S’il y avait une ironie dans ces paroles, elle était si bien voilée que d’Espinosa ne la perçut pas.

– Je vois ce que c’est, dit-il d’un air paternel. Vous manquez d’exercice. Oui. Évidemment, un homme d’action comme vous s’accommode mal de ce régime sédentaire. Une promenade au grand air vous fera du bien. Vous serait-il agréable de faire, avec moi, un tour dans les jardins du couvent?

– Cela me sera d’autant plus agréable, monsieur, que le plaisir de la promenade se doublera de l’honneur de votre compagnie.

– Venez donc, en ce cas.

De nouveau, d’Espinosa fit entendre un appel de son sifflet d’argent. De nouveau les deux moines reparurent et se tinrent immobiles.

– Monsieur le chevalier, dit d’Espinosa en écartant les moines d’un geste, je passe devant vous pour vous montrer le chemin.

– Faites, monsieur.

Et il passa devant les moines qui ne sourcillèrent pas. Seulement, dès que Pardaillan et d’Espinosa se furent engagés dans le couloir, les deux moines rejoignirent deux autres moines qui étaient restés dehors et tous les quatre ils se mirent à suivre silencieusement leur prisonnier, se maintenant toujours à quelques pas derrière lui, s’arrêtant quand il s’arrêtait, reprenant leur marche dès qu’il se remettait à marcher.

D’ailleurs de tous côtés, dans les embrasures, aux détours des couloirs, sur les paliers, dans les cours, à l’ombre des grands arbres du jardin, partout Pardaillan voyait surgir des frocs, par deux, par trois et par quatre, qui allaient, venaient en s’inclinant devant le grand inquisiteur, mais restaient constamment à portée de sa voix.

En sorte que Pardaillan, qui avait accepté cette promenade avec le vague espoir qu’une occasion inespérée se présenterait peut-être de fausser compagnie à son obligeant guide, dut s’avouer à lui-même que ce serait une insigne folie de tenter quoi que ce soit dans ces conditions.

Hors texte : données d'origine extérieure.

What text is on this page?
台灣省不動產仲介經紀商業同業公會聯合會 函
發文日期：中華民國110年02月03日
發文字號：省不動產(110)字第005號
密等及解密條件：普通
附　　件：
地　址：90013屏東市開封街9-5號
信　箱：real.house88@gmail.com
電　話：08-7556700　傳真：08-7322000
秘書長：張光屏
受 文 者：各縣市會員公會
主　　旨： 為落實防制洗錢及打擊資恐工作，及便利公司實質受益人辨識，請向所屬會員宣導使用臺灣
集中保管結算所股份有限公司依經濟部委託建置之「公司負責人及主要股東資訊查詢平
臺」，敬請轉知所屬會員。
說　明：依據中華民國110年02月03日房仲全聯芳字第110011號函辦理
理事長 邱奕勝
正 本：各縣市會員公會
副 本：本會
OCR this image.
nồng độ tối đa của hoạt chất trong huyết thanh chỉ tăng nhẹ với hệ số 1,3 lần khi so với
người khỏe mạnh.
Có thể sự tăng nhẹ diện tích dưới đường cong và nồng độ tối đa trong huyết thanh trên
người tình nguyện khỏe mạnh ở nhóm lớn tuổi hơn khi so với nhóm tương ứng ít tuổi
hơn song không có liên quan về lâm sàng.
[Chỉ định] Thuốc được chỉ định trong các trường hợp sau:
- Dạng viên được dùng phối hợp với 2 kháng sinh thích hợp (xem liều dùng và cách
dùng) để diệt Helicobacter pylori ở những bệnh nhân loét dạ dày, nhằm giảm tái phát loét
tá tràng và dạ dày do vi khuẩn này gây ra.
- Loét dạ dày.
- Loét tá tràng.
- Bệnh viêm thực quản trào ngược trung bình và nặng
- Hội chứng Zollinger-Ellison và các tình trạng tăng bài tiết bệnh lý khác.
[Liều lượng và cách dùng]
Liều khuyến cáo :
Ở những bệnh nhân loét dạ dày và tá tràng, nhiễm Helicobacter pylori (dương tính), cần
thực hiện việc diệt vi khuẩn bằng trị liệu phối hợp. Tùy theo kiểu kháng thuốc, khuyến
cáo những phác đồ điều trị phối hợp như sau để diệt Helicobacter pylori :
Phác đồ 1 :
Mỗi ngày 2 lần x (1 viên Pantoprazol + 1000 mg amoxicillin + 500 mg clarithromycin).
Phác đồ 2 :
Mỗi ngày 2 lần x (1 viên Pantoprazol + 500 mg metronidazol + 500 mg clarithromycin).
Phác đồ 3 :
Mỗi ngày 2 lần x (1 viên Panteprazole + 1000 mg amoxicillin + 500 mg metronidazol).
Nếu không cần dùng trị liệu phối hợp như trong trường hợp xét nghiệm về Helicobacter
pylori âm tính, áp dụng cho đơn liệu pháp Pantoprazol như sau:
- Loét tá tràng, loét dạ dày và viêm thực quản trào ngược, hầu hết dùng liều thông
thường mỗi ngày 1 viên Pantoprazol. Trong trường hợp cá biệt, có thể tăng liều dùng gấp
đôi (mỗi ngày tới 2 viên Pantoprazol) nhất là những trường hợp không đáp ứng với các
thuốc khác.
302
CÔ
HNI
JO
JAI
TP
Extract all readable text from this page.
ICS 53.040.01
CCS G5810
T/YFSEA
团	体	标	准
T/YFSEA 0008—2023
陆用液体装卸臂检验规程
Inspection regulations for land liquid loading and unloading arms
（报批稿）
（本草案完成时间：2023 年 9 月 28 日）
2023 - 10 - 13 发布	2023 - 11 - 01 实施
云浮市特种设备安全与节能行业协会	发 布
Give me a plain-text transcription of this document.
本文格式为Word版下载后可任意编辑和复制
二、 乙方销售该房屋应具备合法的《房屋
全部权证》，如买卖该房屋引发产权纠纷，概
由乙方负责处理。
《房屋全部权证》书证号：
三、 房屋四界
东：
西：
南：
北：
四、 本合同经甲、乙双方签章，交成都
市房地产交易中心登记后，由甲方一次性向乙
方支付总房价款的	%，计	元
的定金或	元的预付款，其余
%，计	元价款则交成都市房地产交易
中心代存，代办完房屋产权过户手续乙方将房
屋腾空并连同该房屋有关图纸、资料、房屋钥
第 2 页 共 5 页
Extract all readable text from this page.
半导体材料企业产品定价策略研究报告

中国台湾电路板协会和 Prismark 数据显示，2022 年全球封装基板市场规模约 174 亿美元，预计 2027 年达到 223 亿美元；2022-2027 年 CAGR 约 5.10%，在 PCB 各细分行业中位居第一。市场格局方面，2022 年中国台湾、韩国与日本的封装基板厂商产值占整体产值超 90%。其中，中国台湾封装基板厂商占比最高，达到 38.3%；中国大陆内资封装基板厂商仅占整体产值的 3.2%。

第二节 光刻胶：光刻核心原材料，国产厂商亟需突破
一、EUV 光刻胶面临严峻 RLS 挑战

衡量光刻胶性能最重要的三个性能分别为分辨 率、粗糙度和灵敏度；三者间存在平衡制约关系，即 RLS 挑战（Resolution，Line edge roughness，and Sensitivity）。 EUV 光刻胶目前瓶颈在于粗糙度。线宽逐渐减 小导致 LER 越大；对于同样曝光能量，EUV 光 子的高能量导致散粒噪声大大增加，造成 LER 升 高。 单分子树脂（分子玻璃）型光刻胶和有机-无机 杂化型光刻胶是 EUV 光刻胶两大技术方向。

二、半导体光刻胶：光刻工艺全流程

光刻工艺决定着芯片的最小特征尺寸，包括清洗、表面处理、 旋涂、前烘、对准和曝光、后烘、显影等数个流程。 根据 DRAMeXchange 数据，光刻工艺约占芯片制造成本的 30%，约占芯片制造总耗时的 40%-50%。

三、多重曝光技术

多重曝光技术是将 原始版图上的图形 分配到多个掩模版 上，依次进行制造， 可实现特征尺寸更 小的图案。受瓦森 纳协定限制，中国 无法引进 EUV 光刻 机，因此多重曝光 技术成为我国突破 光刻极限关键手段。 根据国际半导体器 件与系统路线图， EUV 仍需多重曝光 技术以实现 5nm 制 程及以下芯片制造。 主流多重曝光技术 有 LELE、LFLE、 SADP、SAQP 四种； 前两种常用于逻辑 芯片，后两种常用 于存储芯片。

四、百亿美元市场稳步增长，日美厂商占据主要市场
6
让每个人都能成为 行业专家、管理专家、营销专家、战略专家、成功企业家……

Et quand bien même il serait parvenu à se défaire du grand inquisiteur, ce qui lui eût été relativement facile, malgré que d’Espinosa parût faire plein de force et de vigueur, comment eût-il pu forcer les innombrables portes, gardées par de véritables postes de moines, qui semblaient fonctionner militairement, ces portes qui se déverrouillaient pour leur livrer passage et se reverrouillaient immédiatement après?

Comment fût-il sorti de ce dédale de couloirs larges et clairs, étroits et obscurs, sans cesse sillonnés en tous sens par des groupes de religieux? Comment enfin eût-il pu franchir les hautes murailles qui ceinturaient cours et jardins de tous côtés? À moins d’être oiseau, il ne voyait pas.

Il estima que le mieux était de ne rien tenter pour le moment. Mais tout en marchant posément à côté d’Espinosa, tout en paraissant écouter avec une attention souriante les explications qu’il lui donnait complaisamment sur les nombreuses et bizarres affectations de ce couvent, ainsi que sur les occupations variées des membres de la communauté, il se tenait sur ses gardes, prêt à saisir la moindre occasion propice qui se présenterait.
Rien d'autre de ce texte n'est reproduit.